COVID UPDATE FOR Hill street counselling

Jane Hutton

BSWK (HONS) UQ
NARRATIVE THERAPY
ACCREDITED MENTAL HEALTH SOCIAL WORKER

Jane has been working as a social worker for 38 years and is an accredited mental health social worker. She continues to relish her therapeutic conversations with people, finding it enjoyable, challenging and exciting to open spaces for change and new understandings. She has a strong interest in the skills, knowledges and hopes that people bring to bear on the problems they face, while holding a deep appreciation for the suffering that has people seek counselling.

Family and friends are at the heart of Jane’s life, and on weekends she can mostly be found on the family farm, at the bed and breakfast she and her husband Leeroy run, or playing with her recently arrived granddaughter. Long bushwalks, yoga, swimming in the ocean and gardening have replaced running and soccer since she broke her leg a few years ago.

After graduating as a social worker, Jane spent an initial time working with people recovering from physical injuries and mental ill health before settling into working with adolescents, individually, in groups and with their families in Community Mental Health, for nearly a decade. During this time she completed her family therapy training, explored a number of different approaches to therapy and became very interested in narrative therapy. After having her own children Jane moved into independent practice. While the majority of this has been in therapeutic work with individuals and families, she has also run groups for children and adults and worked in school settings with children and staff on cultural and systemic change. She has provided clinical supervision to individuals and organisations across a number of areas, including mental health, sexual violence and palliative care. She has a long running connection with Cittiimani Hospice as clinical supervisor and as a board member.

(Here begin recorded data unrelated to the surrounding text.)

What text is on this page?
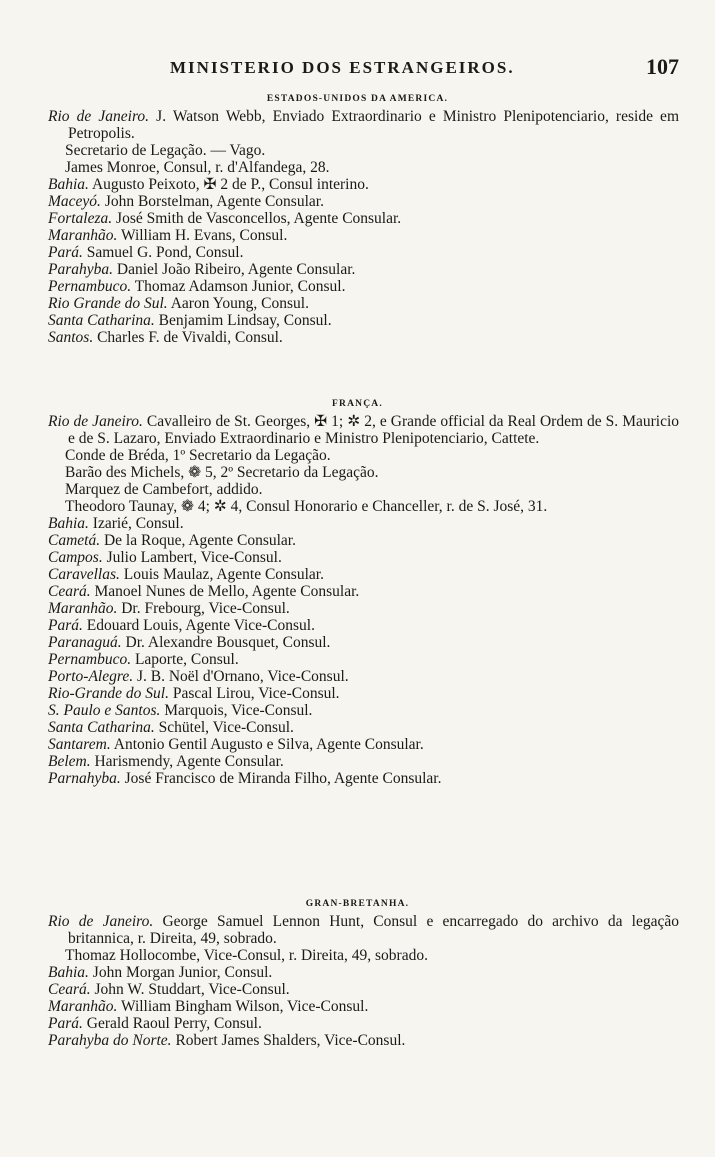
MINISTERIO DOS ESTRANGEIROS.	107
ESTADOS-UNIDOS DA AMERICA.
Rio de Janeiro. J. Watson Webb, Enviado Extraordinario e Ministro Plenipotenciario, reside em Petropolis.
Secretario de Legação. — Vago.
James Monroe, Consul, r. d'Alfandega, 28.
Bahia. Augusto Peixoto, ✠ 2 de P., Consul interino.
Maceyó. John Borstelman, Agente Consular.
Fortaleza. José Smith de Vasconcellos, Agente Consular.
Maranhão. William H. Evans, Consul.
Pará. Samuel G. Pond, Consul.
Parahyba. Daniel João Ribeiro, Agente Consular.
Pernambuco. Thomaz Adamson Junior, Consul.
Rio Grande do Sul. Aaron Young, Consul.
Santa Catharina. Benjamim Lindsay, Consul.
Santos. Charles F. de Vivaldi, Consul.
FRANÇA.
Rio de Janeiro. Cavalleiro de St. Georges, ✠ 1; ✲ 2, e Grande official da Real Ordem de S. Mauricio e de S. Lazaro, Enviado Extraordinario e Ministro Plenipotenciario, Cattete.
Conde de Bréda, 1º Secretario da Legação.
Barão des Michels, ❁ 5, 2º Secretario da Legação.
Marquez de Cambefort, addido.
Theodoro Taunay, ❁ 4; ✲ 4, Consul Honorario e Chanceller, r. de S. José, 31.
Bahia. Izarié, Consul.
Cametá. De la Roque, Agente Consular.
Campos. Julio Lambert, Vice-Consul.
Caravellas. Louis Maulaz, Agente Consular.
Ceará. Manoel Nunes de Mello, Agente Consular.
Maranhão. Dr. Frebourg, Vice-Consul.
Pará. Edouard Louis, Agente Vice-Consul.
Paranaguá. Dr. Alexandre Bousquet, Consul.
Pernambuco. Laporte, Consul.
Porto-Alegre. J. B. Noël d'Ornano, Vice-Consul.
Rio-Grande do Sul. Pascal Lirou, Vice-Consul.
S. Paulo e Santos. Marquois, Vice-Consul.
Santa Catharina. Schütel, Vice-Consul.
Santarem. Antonio Gentil Augusto e Silva, Agente Consular.
Belem. Harismendy, Agente Consular.
Parnahyba. José Francisco de Miranda Filho, Agente Consular.
GRAN-BRETANHA.
Rio de Janeiro. George Samuel Lennon Hunt, Consul e encarregado do archivo da legação britannica, r. Direita, 49, sobrado.
Thomaz Hollocombe, Vice-Consul, r. Direita, 49, sobrado.
Bahia. John Morgan Junior, Consul.
Ceará. John W. Studdart, Vice-Consul.
Maranhão. William Bingham Wilson, Vice-Consul.
Pará. Gerald Raoul Perry, Consul.
Parahyba do Norte. Robert James Shalders, Vice-Consul.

Jane has taught in various University settings in Australia, helping to set up the Clinical Masters of Social Work at the University of Queensland. She has presented workshops on Narrative Therapy across Australia and internationally, contributing to the International Narrative Therapy course at Dulwich Centre for some years, giving her the chance to meet with people from many different cultural backgrounds.

She is co-author of 2 therapeutic kits, Lost in Normality and Turning Failure Upside Down, which evolved from her desire to throw the spotlight back on the way norms and expectations can contribute to problems and be resisted.

In the last decade, Jane has incorporated equine assisted narrative therapy into her practice. This has been a collaboration with her daughter Chloe Norman who is an accredited equine coach who studied Equine Science and has a long running passion for horses and for what connection between horses and people can offer both. They have the joy of one day a week in the paddock office at the Old Farm. This is particularly good for children who don’t like the office environment, and for those working with anxiety, anger management, effects of abuse or eating disorders.

Jane enjoys meeting with people of all ages and particularly enjoys working with children. Recent participation in the Eating Disorders Research Trial on the Sunshine Coast has reinforced a longstanding interest in working with people to overcome Eating Disorders.